With my proposal, it would look like this:
>>> from click import edit
>>> def update(&s: str, maybe: bool = True) -> None:
... if maybe: s = edit(s)
...
>>> s = "hello"
>>> update(s)
>>> update(s, maybe=False) # No assignment to s
Here the update() function doesn’t have to do anything if it decides no to modify s. And the call to update() doesn’t have to explicitly change s.
Here’s another example which I and many others would find useful.
def safe_delete(&obj: Any) -> None:
try: del obj
except: pass
x = 1
del x
del x # NameError
x = 1
safe_delete(x)
safe_delete(x) # OK
Examples using attribute or subscript targets:
@dataclasses.dataclass
class A:
str s = 'hello'
a = A('foo')
update(a.s)
print(a.s) # new string provided by update()
d = dict(s='foo')
update(d['s'])
print(d['s']) # new string provided by update()
Implementation
In update.__code__:
- s is stored in the frame as a (Cell *) rather than a (PyObject *), as though it were a free variable or a cell variable. There is no MAKE_CELL bytecode
- References to s would use LOAD_DEREF, STORE_DEREF, and DELETE_DEREF bytecodes. s does not appear in update.__closure__.
In the caller:
- The
def update
statement is implemented in the usual way. The parameter s is flagged in the symbol table as CELL | DEF_PARAM | DEF_BOUND, with a new flag DEF_BYREF added. This will prevent emitting a MAKE_CELL bytecode and tell the caller to pass s as a Cell object. - The variable s is flagged as CELL, just as though it were captured as a free variable in some enclosed scope.

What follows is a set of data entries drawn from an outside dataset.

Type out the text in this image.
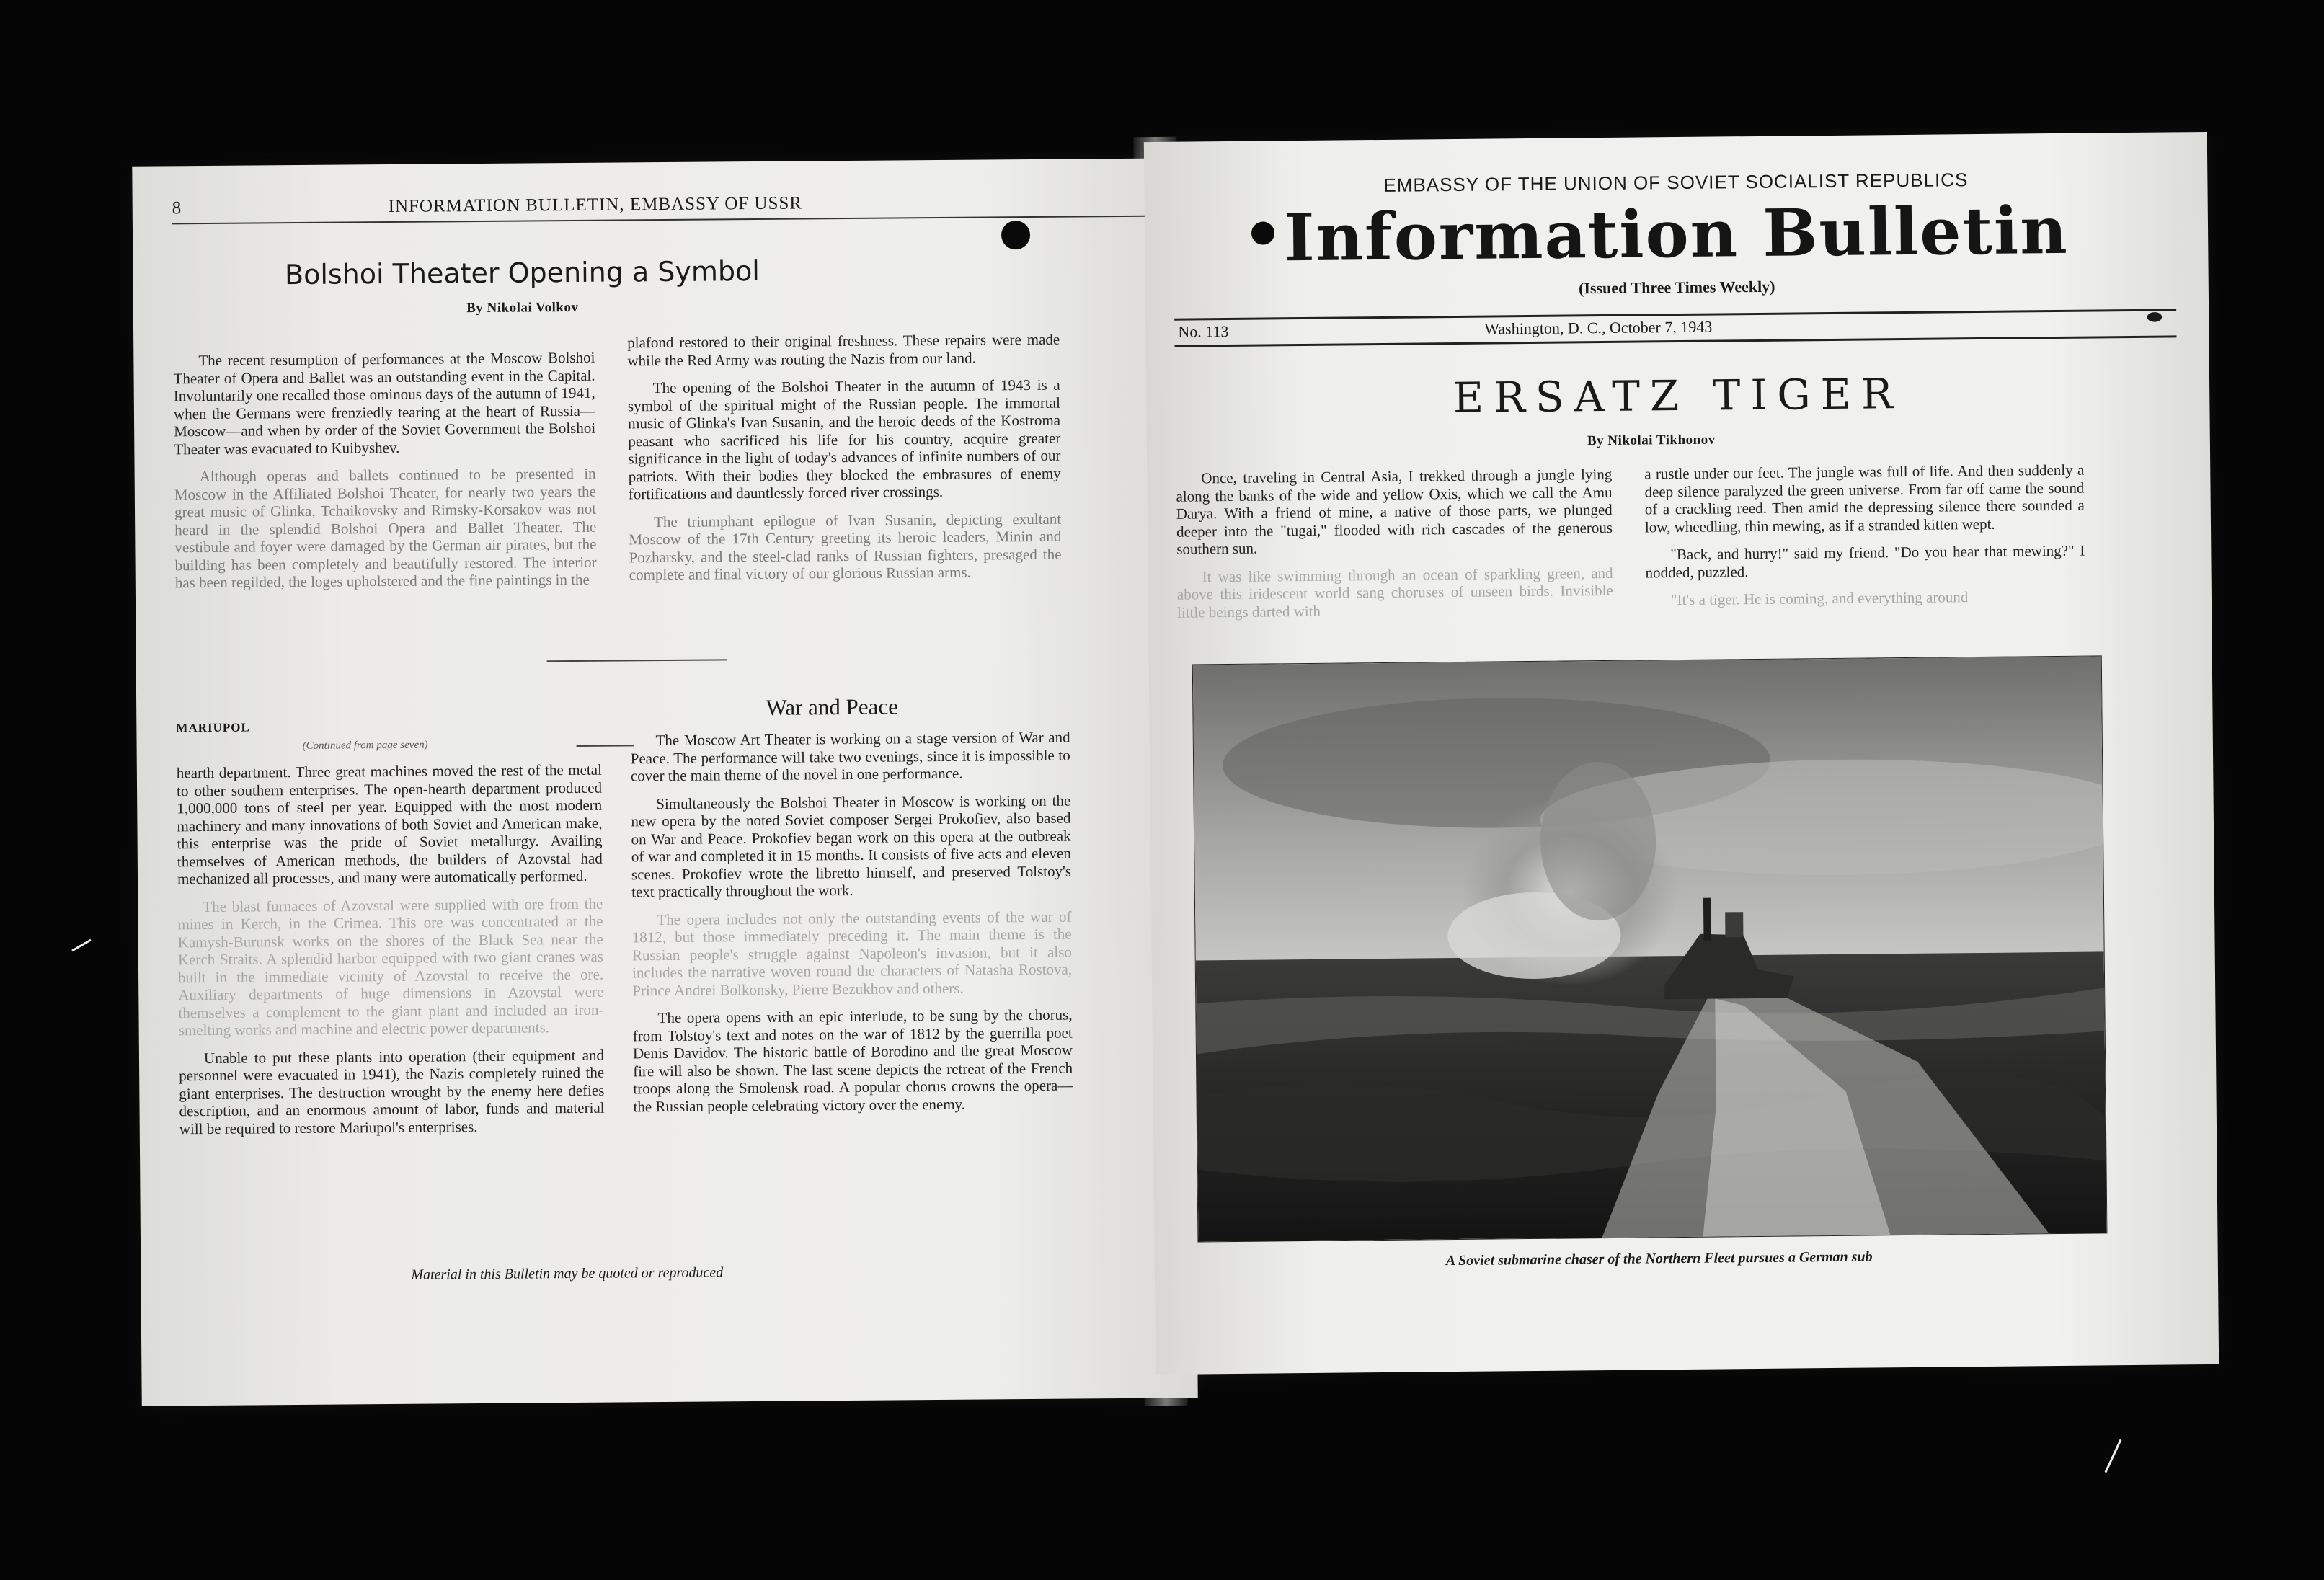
8	INFORMATION BULLETIN, EMBASSY OF USSR

Bolshoi Theater Opening a Symbol
By Nikolai Volkov

The recent resumption of performances at the Moscow Bolshoi Theater of Opera and Ballet was an outstanding event in the Capital. Involuntarily one recalled those ominous days of the autumn of 1941, when the Germans were frenziedly tearing at the heart of Russia—Moscow—and when by order of the Soviet Government the Bolshoi Theater was evacuated to Kuibyshev.

Although operas and ballets continued to be presented in Moscow in the Affiliated Bolshoi Theater, for nearly two years the great music of Glinka, Tchaikovsky and Rimsky-Korsakov was not heard in the splendid Bolshoi Opera and Ballet Theater. The vestibule and foyer were damaged by the German air pirates, but the building has been completely and beautifully restored. The interior has been regilded, the loges upholstered and the fine paintings in the

plafond restored to their original freshness. These repairs were made while the Red Army was routing the Nazis from our land.

The opening of the Bolshoi Theater in the autumn of 1943 is a symbol of the spiritual might of the Russian people. The immortal music of Glinka's Ivan Susanin, and the heroic deeds of the Kostroma peasant who sacrificed his life for his country, acquire greater significance in the light of today's advances of infinite numbers of our patriots. With their bodies they blocked the embrasures of enemy fortifications and dauntlessly forced river crossings.

The triumphant epilogue of Ivan Susanin, depicting exultant Moscow of the 17th Century greeting its heroic leaders, Minin and Pozharsky, and the steel-clad ranks of Russian fighters, presaged the complete and final victory of our glorious Russian arms.

MARIUPOL
(Continued from page seven)

hearth department. Three great machines moved the rest of the metal to other southern enterprises. The open-hearth department produced 1,000,000 tons of steel per year. Equipped with the most modern machinery and many innovations of both Soviet and American make, this enterprise was the pride of Soviet metallurgy. Availing themselves of American methods, the builders of Azovstal had mechanized all processes, and many were automatically performed.

The blast furnaces of Azovstal were supplied with ore from the mines in Kerch, in the Crimea. This ore was concentrated at the Kamysh-Burunsk works on the shores of the Black Sea near the Kerch Straits. A splendid harbor equipped with two giant cranes was built in the immediate vicinity of Azovstal to receive the ore. Auxiliary departments of huge dimensions in Azovstal were themselves a complement to the giant plant and included an iron-smelting works and machine and electric power departments.

Unable to put these plants into operation (their equipment and personnel were evacuated in 1941), the Nazis completely ruined the giant enterprises. The destruction wrought by the enemy here defies description, and an enormous amount of labor, funds and material will be required to restore Mariupol's enterprises.

War and Peace

The Moscow Art Theater is working on a stage version of War and Peace. The performance will take two evenings, since it is impossible to cover the main theme of the novel in one performance.

Simultaneously the Bolshoi Theater in Moscow is working on the new opera by the noted Soviet composer Sergei Prokofiev, also based on War and Peace. Prokofiev began work on this opera at the outbreak of war and completed it in 15 months. It consists of five acts and eleven scenes. Prokofiev wrote the libretto himself, and preserved Tolstoy's text practically throughout the work.

The opera includes not only the outstanding events of the war of 1812, but those immediately preceding it. The main theme is the Russian people's struggle against Napoleon's invasion, but it also includes the narrative woven round the characters of Natasha Rostova, Prince Andrei Bolkonsky, Pierre Bezukhov and others.

The opera opens with an epic interlude, to be sung by the chorus, from Tolstoy's text and notes on the war of 1812 by the guerrilla poet Denis Davidov. The historic battle of Borodino and the great Moscow fire will also be shown. The last scene depicts the retreat of the French troops along the Smolensk road. A popular chorus crowns the opera—the Russian people celebrating victory over the enemy.

Material in this Bulletin may be quoted or reproduced
EMBASSY OF THE UNION OF SOVIET SOCIALIST REPUBLICS
Information Bulletin
(Issued Three Times Weekly)
No. 113	Washington, D. C., October 7, 1943	⬬
ERSATZ TIGER
By Nikolai Tikhonov

Once, traveling in Central Asia, I trekked through a jungle lying along the banks of the wide and yellow Oxis, which we call the Amu Darya. With a friend of mine, a native of those parts, we plunged deeper into the "tugai," flooded with rich cascades of the generous southern sun.

It was like swimming through an ocean of sparkling green, and above this iridescent world sang choruses of unseen birds. Invisible little beings darted with

a rustle under our feet. The jungle was full of life. And then suddenly a deep silence paralyzed the green universe. From far off came the sound of a crackling reed. Then amid the depressing silence there sounded a low, wheedling, thin mewing, as if a stranded kitten wept.

"Back, and hurry!" said my friend. "Do you hear that mewing?" I nodded, puzzled.

"It's a tiger. He is coming, and everything around

A Soviet submarine chaser of the Northern Fleet pursues a German sub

- The call to update(s) uses LOAD_CLOSURE to put the Cell for s on the stack as an argument. New bytecodes will be required to put a Cell subtype on the stack for an attribute or subscript target.
Attributes and Subscripts
These entail defining new types in cpython similar to the cell class. They should behave as cell objects, by subtyping the PyCell_Type type. The ob_ref member is reused to point to the object whose attribute or subscript is to be accessed.

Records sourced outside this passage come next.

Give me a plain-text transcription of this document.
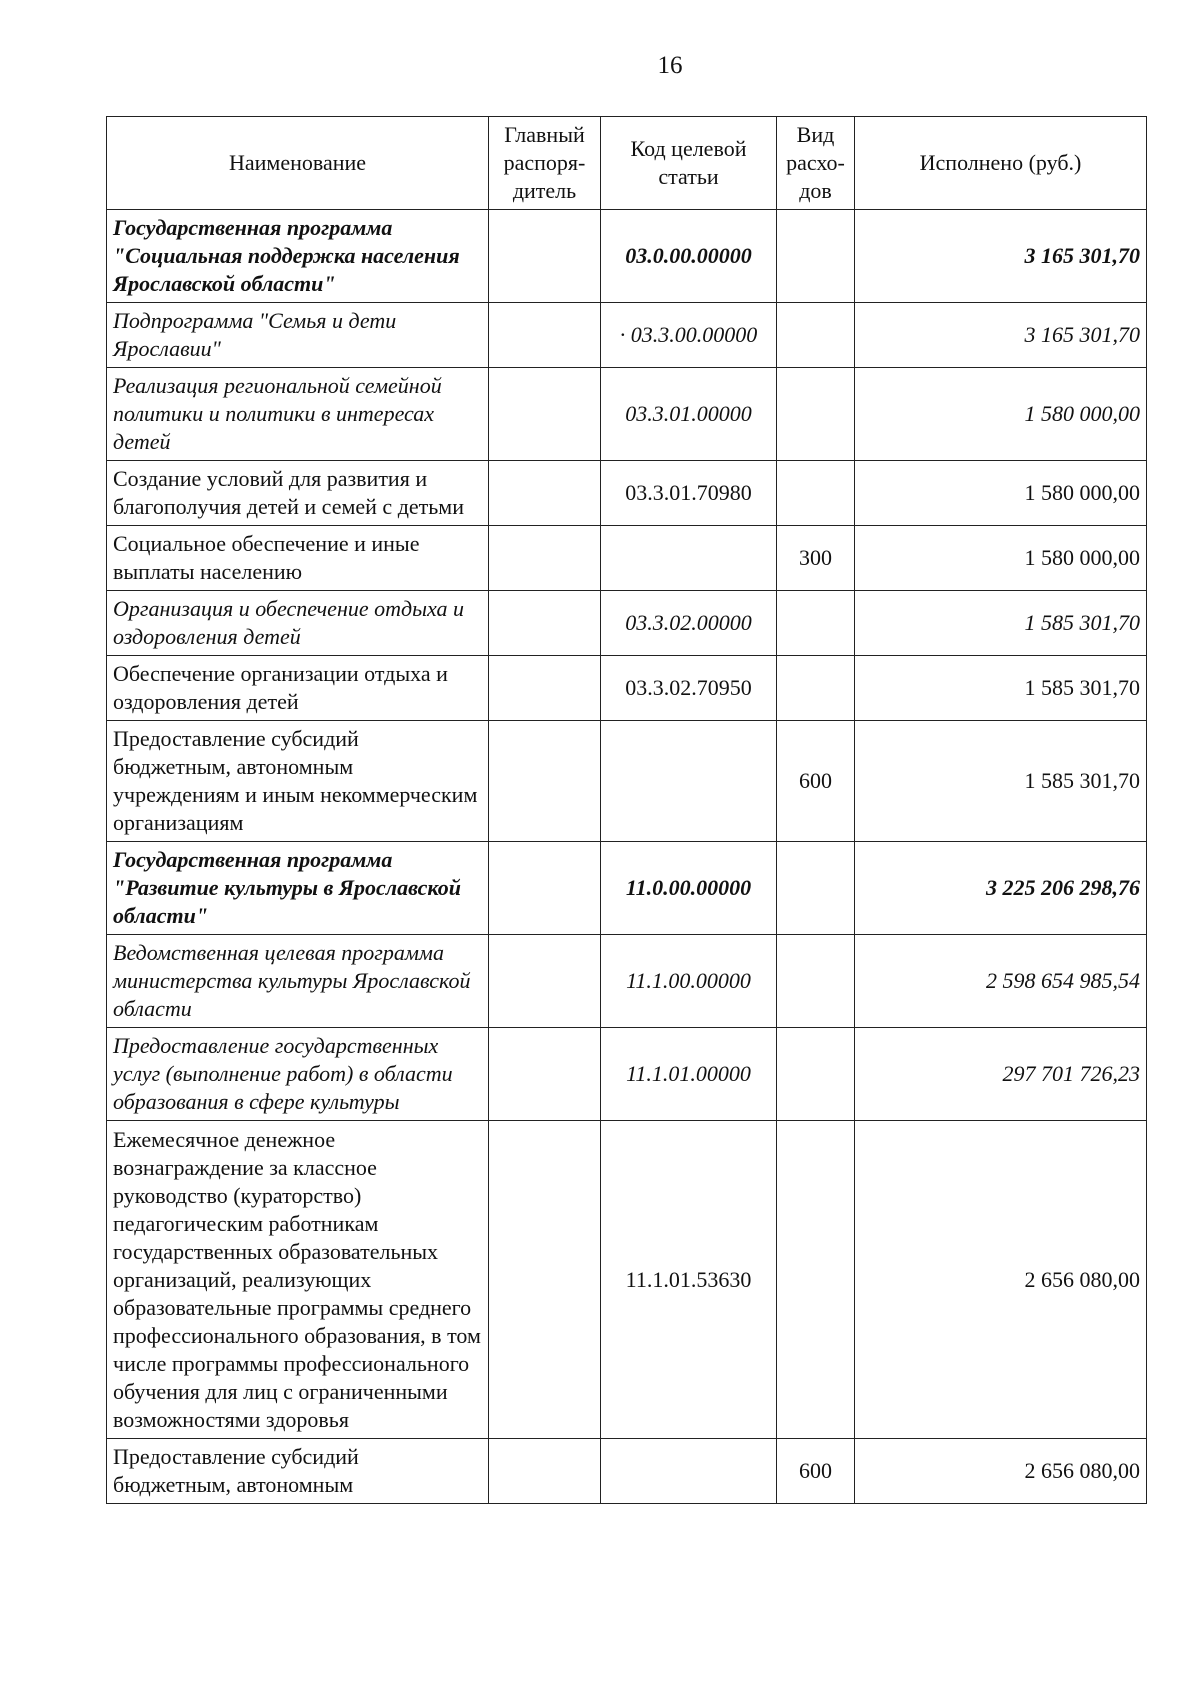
16
Наименование	Главный распоря-дитель	Код целевой статьи	Вид расхо-дов	Исполнено (руб.)
Государственная программа "Социальная поддержка населения Ярославской области"		03.0.00.00000		3 165 301,70
Подпрограмма "Семья и дети Ярославии"		· 03.3.00.00000		3 165 301,70
Реализация региональной семейной политики и политики в интересах детей		03.3.01.00000		1 580 000,00
Создание условий для развития и благополучия детей и семей с детьми		03.3.01.70980		1 580 000,00
Социальное обеспечение и иные выплаты населению			300	1 580 000,00
Организация и обеспечение отдыха и оздоровления детей		03.3.02.00000		1 585 301,70
Обеспечение организации отдыха и оздоровления детей		03.3.02.70950		1 585 301,70
Предоставление субсидий бюджетным, автономным учреждениям и иным некоммерческим организациям			600	1 585 301,70
Государственная программа "Развитие культуры в Ярославской области"		11.0.00.00000		3 225 206 298,76
Ведомственная целевая программа министерства культуры Ярославской области		11.1.00.00000		2 598 654 985,54
Предоставление государственных услуг (выполнение работ) в области образования в сфере культуры		11.1.01.00000		297 701 726,23
Ежемесячное денежное вознаграждение за классное руководство (кураторство) педагогическим работникам государственных образовательных организаций, реализующих образовательные программы среднего профессионального образования, в том числе программы профессионального обучения для лиц с ограниченными возможностями здоровья		11.1.01.53630		2 656 080,00
Предоставление субсидий бюджетным, автономным			600	2 656 080,00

PyCell_Check() will will check first for PyCell_Type, then check if the type’s base type is PyCell_Type. This is as fast as currently implemented when the object is a PyCell.
PyCell_Get() and PyCell_Set() will need to do different things for these new types. They will check for PyCell_Type exactly, so they are as fast as currently implemented when the object is a PyCell. When this check fails, it will execute appropriate code for the actual subtype.

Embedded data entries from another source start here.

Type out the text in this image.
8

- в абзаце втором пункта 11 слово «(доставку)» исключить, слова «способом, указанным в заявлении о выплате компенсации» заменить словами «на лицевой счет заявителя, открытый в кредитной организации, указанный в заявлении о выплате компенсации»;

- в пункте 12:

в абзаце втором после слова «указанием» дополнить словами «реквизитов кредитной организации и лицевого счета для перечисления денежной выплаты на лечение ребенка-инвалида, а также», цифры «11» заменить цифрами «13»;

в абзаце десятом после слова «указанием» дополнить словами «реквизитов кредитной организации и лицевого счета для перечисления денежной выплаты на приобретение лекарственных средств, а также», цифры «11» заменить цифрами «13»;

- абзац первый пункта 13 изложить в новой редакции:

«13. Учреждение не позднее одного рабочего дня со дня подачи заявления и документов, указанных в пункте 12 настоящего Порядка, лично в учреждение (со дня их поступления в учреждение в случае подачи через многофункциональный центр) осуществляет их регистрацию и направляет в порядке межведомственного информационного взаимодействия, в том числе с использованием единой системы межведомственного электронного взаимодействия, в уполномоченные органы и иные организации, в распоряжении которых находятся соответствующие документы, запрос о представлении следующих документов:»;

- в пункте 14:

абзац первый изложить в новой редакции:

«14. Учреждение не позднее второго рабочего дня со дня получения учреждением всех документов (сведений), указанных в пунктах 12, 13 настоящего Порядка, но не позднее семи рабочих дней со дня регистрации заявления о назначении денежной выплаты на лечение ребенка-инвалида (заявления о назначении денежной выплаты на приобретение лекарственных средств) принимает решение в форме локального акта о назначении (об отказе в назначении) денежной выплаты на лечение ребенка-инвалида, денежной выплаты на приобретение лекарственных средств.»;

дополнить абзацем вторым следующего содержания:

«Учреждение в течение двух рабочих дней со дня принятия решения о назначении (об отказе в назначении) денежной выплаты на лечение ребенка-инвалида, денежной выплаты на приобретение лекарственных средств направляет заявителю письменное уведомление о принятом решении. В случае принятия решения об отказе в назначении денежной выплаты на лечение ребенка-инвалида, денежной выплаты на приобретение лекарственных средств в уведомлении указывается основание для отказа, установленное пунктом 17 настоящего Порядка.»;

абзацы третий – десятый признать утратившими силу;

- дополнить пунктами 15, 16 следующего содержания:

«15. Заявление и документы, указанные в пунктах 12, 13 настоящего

The get/set functions for cell_contents will be different for each type, found via the type object.
The PyAttrCell_Type type (or whatever you want to call it), would hold a reference to a name (string). It will get/set/delete the named attribute of the ob_ref, with the usual exceptions.
The PySubscrCell_Type type will hold a reference to a subscript. It will get/set/delete obj_ref[subscript], with the usual exceptions.